In any case, I think that you can open a bug about this.
Hi, again:

I have traced the issue to Lib/pathlib.py:319 in the Python 3.6 repository https://github.com/python/cpython/blob/3...pathlib.py.

In line 319:

newpath = path + sep + name
For pathlib.Path('spam').resolve() in the root directory, newpath is '//spam' since:
  • path is '/'
  • sep is '/'
  • name is 'spam'

I think that it should be checked taht path and sep are not equal. Something like:

newpath = ('' if path == sep else path) + sep + name
So, in my opinion, this behaviour of pathlib.Path.resolve() —returning a path starting with '//' (double slash) when resolving a relative path in root directory— is a bug. Am I right?

Thanks, @killerrex. I do not see your post before sending mine. I was doing the same research as you almost at the same time.

I agree with you. The two solutions that you have proposed seems very reasonable to me. I will open a bug as soon as possible. Thanks again.
Hi,

I think also is a bug and my solution is more or less the same (I am a little bit more paranoid and check when the path ends in separator, no mater the length)

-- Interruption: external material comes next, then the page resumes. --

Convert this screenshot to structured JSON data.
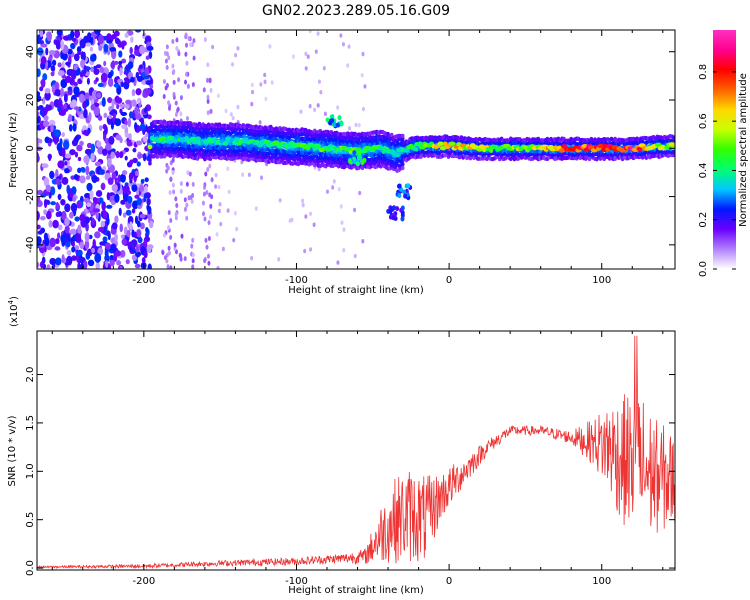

If you do not want to create an account in the python tracker I can open the bug for you referring to these posts... as you wish.
pathlib is good, but there is still some pain in using. Need some tender loving care to make it reliable.
Thanks, I have already opened a bug about this.

In general, I find that pathlib is a great advance. I use it a lot, in every script I write. Of course, it is a new package and it have some quirks and bugs. 99.99% of times it works wonderfully.